Scientific classification
- Kingdom: Animalia
- Phylum: Arthropoda
- Clade: Pancrustacea
- Class: Insecta
- Order: Coleoptera
- Suborder: Polyphaga
- Infraorder: Scarabaeiformia
- Family: Scarabaeidae
- Genus: Sylvicanthon
- Species: S. mayri
- Binomial name: Sylvicanthon mayri Cupello & Vaz-de-Mello, 2018

= Sylvicanthon mayri =

- Genus: Sylvicanthon
- Species: mayri
- Authority: Cupello & Vaz-de-Mello, 2018

Species of beetle

Sylvicanthon mayri is a species of beetle of the family Scarabaeidae. It is found in western Amazonia, in Colombia, Brazil and Peru.

== Description ==
Adults reach a length of about 6.7-7.3 mm.

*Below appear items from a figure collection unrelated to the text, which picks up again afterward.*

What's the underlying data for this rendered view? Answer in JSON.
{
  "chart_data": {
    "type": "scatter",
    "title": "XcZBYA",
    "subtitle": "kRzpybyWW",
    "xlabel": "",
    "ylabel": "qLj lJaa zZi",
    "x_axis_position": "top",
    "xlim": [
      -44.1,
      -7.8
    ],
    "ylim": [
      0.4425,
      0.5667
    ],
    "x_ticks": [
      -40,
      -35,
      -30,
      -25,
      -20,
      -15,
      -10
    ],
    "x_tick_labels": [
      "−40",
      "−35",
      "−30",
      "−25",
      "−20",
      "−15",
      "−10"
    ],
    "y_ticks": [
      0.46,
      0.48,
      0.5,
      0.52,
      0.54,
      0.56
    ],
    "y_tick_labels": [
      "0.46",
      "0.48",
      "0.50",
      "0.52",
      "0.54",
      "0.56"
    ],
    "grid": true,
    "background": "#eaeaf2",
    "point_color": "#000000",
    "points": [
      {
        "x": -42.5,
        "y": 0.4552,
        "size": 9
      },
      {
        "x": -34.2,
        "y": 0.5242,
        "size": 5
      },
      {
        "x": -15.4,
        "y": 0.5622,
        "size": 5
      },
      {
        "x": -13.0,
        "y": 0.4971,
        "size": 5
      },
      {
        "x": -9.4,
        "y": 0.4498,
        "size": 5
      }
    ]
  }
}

The head, pronotum, elytra, metaventrite, and pygidium are dark green or dark blue. The meso- and metafemora are reddish-brown. They occasionally have greenish reflections.

== Natural history ==
They are thought to be coprophagous.

== Etymology ==
The species is named after German-American ornithologist, evolutionary theorist, philosopher and historian of biology Ernst Mayr.